アレクサンダーの1931年版『自己の使い方』で語っている進化するテクニークの足どりは、フレンケルの歩んだ脊髄癆性の運動失調にある患者の教育と類似しており、それは動作を実行する前に心理的に準備するようにするものだ。アレクサンダーとフレンケルの教えで共に働かせるのは、注意深く考え抜いた動作を計画的で視覚的な調整と共に実行することだ。

アレクサンダーはまさに晩年まで自分自身に自己暗示的なやり方を訓練し、たった一人で認識に基づいた計画を応用することで身体上の運動的習慣に取り組んだ。しかしながら、1911年以降、彼は次第に自分のクライアントに「方向と命令を与える」認識に基づいた指令を経て指導することをしなくなる、つまり、「方向と命令を与える」自己暗示のような指示を通しておこなっており、しかし進歩して、クライアントを経験的に、ほぼ無言で、手を置く交流による指示を通しておこなった。1911年と1931年との間で、彼がどういうわけか発見した方法は手を道具として使って指令を伝えることだった。
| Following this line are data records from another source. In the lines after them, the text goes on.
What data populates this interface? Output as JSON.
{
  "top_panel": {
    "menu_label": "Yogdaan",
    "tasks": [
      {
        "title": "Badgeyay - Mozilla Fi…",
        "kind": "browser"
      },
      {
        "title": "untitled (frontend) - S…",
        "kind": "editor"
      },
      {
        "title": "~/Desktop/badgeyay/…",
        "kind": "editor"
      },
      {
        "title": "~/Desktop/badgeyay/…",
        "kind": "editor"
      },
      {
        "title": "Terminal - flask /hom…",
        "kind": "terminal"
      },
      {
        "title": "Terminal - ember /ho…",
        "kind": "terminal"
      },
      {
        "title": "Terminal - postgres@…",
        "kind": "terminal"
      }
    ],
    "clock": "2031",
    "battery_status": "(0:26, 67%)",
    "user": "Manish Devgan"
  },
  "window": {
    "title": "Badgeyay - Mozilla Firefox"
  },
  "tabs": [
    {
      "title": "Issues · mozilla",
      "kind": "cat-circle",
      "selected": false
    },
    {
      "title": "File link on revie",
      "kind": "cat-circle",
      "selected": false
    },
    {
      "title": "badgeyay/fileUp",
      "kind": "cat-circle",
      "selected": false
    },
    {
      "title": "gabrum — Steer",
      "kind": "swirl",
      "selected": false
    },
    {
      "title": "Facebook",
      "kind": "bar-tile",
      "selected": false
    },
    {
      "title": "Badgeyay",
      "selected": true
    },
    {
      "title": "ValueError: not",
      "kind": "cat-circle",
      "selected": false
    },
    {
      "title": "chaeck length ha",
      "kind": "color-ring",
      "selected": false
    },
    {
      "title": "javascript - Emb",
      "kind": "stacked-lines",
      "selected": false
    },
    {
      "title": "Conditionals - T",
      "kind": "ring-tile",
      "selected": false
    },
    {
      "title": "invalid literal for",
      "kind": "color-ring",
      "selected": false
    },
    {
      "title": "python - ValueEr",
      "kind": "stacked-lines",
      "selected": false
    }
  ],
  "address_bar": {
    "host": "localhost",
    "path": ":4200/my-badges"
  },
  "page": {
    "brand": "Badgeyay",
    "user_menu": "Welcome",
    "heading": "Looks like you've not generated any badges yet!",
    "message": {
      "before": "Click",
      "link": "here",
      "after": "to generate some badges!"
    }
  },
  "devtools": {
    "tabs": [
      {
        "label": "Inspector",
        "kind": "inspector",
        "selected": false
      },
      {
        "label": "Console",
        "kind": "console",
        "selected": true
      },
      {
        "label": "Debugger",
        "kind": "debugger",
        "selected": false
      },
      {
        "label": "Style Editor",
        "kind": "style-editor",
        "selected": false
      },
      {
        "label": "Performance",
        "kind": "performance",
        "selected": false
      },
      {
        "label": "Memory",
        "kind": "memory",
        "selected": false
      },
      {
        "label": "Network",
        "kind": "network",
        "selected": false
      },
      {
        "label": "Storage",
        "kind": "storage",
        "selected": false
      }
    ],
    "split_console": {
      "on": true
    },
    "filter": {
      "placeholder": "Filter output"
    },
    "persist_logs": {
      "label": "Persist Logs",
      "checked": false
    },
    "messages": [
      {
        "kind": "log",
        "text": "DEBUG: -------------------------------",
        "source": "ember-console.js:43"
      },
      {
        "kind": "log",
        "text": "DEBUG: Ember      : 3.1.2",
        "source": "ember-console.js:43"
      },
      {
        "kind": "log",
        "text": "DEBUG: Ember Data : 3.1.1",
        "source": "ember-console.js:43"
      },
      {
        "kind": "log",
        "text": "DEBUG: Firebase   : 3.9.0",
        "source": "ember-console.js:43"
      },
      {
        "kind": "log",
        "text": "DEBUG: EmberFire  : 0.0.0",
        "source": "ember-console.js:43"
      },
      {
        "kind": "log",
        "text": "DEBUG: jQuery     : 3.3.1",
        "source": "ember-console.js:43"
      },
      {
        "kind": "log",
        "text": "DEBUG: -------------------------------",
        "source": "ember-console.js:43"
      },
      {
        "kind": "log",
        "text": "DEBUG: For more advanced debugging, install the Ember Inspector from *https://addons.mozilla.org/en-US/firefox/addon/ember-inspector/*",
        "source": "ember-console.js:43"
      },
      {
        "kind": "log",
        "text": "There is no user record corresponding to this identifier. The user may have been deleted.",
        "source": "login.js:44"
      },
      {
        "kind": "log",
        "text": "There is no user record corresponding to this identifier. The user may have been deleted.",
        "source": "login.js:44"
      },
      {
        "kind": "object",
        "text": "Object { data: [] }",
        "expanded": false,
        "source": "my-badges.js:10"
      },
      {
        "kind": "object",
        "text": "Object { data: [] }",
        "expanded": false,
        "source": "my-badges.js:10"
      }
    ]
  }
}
1931年以降、彼は教師養成コースの練習生に手を置くことを教えていたが、同時に練習生達は彼ら自身で他の練習生に手を置くやり方を通して教え合っており、自己暗示のように指示される「方向と命令を与える」ことを説明しながらおこない、その頃にアレクサンダーは自分の手を置いて教えることを一変させ革命が起きた。これがアレクサンダーのテクニークの本当の誕生だった。